必要なお金

家族が認知症になった時、最初はショックを受けるかもしれません。

でも、それが落ち着くと次に心配になることは治療や介護、そしてそれに伴うお金のことです。

認知症になると当然、治療をして進行を遅らせたり、介護のために準備をするなどいろいろなことが必要になっています。そして、これらは、すべてお金が必要なことが多いです。

実際にはどのようなことが必要となり費用はどれぐらいかかるのでしょうか?

1、認知症の治療費

認知症になると必ず必要になるのが治療費です。

治療費の内訳ですが、大きくはこちらです。

(1)検査費用
(2)診察費用
(3)薬の費用
(4)病院までの交通費

(1)の検査はCTやMRIなどで脳の画像を撮ったり、血液検査や尿検査をすることで内臓器官の状態も検査します。検査は、認知症の進行度をチェックするために定期的に行われます。費用は、保険適用で、数千円~数万円程度です(負担割合によって異なる)。

(2)の診察費用は、定期的に行われます。費用はまちまちで、保険適用です。

(3)の薬の費用は薬によって違いますが、1日1錠数百円程度なので、月に数千円です。

(4)の病院までの交通費は、距離や使う交通手段により異なります。

2、自宅の改修費用

必須ではないですが、自宅の改修が必要なこともあります。

例えば、玄関や廊下、お風呂、階段などに手すりを付けたり、床をすべりにくくしたり、部屋から部屋への段差をなくしたり、外階段にスロープを付けたり、ガスレンジをオール電化にするなど。

なるべく認知症の人が転んだり、危険を冒さないようにすることが必要です。

費用については、どこまで改修するかによりますが、数十万円~数百円程度はかかります。

3、自宅介護の介護費用

認知症になると必要になるのが介護です。認知症の進行度合いによりどれぐらいの介護が必要になるかは、異なります。

自宅での介護費用の内訳は、

・訪問看護
・訪問介護
・デイケア
・ショートステイ
・介護グッズ(オムツ、トイレ、着替え、車椅子、介護ベッドなど)
・食事代

公的介護の費用は要介護度や実際に利用するサービスにより異なりますが、自己負担額は数万円程度はかかると見ておくといいでしょう。

また介護グッズですが、オムツ代として数万円程度かかります。他は、一度買えばそれほどかかりませんが、着替えは定期的に替える必要があります。

食事を家族が作れば、費用負担はそれほどではないですが、業者などに依頼するとなると費用が結構かかってしまいます。

合計すると月に8~10万円ぐらいです。また、介護グッズは最初に数万円~数十万円かかります。

4、預ける場合の介護費用

老人ホームなどに預けて介護をしてもらう場合の費用ですが、ピンキリです。裕福な高齢者向けだとビックリするほど高いところもあります。

ただ、一般的にはおよそ月に15~20万円ぐらいかかります。

ホームなどに預けることの利点は、家で介護をするより家族への負担が楽になることです。肉体的負担もありませんし、精神的なストレスも改善されます。

ただし、一方で費用負担が家で介護するよりもかなり高額になったり、認知症患者さんの精神的な満足度は落ちてしまう可能性があります。

5、その他の費用

その他にも費用がかかる場合があります。

例えば、見守りサービスの利用。別居していて親が認知症だけど軽い場合などに使うことができます。
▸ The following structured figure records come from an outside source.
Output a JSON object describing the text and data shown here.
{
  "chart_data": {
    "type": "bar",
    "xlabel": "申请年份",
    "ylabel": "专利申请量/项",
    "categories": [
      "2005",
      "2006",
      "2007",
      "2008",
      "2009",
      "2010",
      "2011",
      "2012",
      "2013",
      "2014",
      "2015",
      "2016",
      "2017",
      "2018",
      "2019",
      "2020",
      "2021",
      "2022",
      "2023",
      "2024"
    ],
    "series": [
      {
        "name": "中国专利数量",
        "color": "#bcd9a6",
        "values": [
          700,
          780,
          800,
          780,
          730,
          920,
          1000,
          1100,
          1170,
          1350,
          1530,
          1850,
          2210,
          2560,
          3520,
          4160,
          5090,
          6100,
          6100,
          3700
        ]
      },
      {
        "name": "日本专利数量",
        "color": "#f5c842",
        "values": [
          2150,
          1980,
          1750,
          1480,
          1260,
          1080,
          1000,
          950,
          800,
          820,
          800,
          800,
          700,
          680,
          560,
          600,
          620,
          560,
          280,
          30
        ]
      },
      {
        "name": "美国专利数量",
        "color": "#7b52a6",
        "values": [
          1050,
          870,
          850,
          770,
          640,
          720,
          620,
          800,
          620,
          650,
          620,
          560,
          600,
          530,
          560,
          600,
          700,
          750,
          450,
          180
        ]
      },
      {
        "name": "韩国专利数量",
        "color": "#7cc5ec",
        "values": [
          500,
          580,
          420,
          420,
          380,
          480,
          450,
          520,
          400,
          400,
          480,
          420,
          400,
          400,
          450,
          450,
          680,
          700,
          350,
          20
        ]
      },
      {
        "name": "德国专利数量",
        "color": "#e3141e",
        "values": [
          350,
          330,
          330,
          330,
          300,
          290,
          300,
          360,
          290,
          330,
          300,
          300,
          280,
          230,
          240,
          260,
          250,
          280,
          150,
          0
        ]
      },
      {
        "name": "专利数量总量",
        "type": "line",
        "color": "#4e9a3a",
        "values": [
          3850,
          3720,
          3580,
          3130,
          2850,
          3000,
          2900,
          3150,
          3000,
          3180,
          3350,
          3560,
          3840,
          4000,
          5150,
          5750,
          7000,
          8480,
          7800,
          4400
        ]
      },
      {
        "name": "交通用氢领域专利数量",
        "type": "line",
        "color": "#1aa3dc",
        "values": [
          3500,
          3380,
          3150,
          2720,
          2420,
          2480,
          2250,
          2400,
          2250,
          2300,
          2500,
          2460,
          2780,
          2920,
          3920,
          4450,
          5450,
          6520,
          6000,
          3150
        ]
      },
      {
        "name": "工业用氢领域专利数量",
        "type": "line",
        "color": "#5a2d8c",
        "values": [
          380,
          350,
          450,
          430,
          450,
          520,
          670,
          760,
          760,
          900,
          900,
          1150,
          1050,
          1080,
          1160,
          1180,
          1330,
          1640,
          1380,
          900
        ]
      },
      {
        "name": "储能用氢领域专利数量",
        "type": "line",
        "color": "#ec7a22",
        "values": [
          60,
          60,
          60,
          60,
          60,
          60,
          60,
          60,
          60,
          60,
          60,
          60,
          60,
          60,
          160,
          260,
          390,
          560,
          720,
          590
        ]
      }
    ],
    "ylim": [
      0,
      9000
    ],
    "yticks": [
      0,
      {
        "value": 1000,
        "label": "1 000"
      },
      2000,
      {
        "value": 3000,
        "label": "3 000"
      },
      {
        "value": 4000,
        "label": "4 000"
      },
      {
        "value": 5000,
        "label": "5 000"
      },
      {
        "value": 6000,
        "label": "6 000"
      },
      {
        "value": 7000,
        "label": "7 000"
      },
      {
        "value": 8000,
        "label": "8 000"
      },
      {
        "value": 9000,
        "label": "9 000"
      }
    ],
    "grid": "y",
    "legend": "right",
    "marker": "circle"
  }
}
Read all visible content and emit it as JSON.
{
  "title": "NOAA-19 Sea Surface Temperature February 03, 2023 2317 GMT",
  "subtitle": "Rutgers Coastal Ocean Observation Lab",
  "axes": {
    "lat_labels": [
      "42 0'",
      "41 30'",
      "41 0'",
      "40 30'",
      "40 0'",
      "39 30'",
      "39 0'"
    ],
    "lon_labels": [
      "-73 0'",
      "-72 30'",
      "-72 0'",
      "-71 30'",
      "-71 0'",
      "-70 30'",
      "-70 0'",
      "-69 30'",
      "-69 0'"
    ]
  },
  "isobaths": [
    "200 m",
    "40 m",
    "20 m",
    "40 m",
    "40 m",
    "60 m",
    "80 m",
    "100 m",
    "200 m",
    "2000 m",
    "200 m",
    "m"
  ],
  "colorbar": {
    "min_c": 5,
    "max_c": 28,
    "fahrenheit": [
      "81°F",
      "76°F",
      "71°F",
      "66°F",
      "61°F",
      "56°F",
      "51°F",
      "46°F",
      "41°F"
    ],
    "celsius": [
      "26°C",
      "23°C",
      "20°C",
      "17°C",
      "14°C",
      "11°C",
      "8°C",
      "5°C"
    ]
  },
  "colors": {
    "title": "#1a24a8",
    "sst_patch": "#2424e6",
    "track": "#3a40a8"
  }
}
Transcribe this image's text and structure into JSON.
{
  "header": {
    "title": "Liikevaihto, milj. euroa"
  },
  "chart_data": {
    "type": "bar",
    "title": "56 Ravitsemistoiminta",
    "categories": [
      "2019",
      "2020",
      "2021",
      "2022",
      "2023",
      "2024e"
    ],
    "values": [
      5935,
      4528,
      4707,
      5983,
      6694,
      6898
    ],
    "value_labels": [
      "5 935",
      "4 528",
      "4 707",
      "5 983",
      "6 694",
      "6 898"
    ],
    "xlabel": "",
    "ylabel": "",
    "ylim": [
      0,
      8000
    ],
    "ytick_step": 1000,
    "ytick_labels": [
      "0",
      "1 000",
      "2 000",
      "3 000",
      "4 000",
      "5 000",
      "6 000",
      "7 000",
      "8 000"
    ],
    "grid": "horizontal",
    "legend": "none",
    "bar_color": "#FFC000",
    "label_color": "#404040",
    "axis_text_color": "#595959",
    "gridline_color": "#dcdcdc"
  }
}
また、車椅子でも乗れる車を購入するとか、認知症の介護をするために介護について学ぶために本を買ったり、講座を受講して学ぶとか、認知症患者さんに対してだけでなく、介護をする人が利用するためにお金がかかることもあります。

まとめ

認知症になると必要になる費用をまとめるとこちらです。

1、認知症の治療費
2、自宅の改修費用
3、自宅介護の介護費用
4、預ける場合の介護費用
5、その他の費用

お金はあればあるほど、より快適な介護が可能になります。

しかし、現実的には使えるお金には限りがあるはずなので、家庭の都合や家族それぞれの考え方に応じて、お金の使い方を決めていく必要があります。

どちらにしろ、介護される側、介護する側の双方にとって一番よい選択をするのが理想です。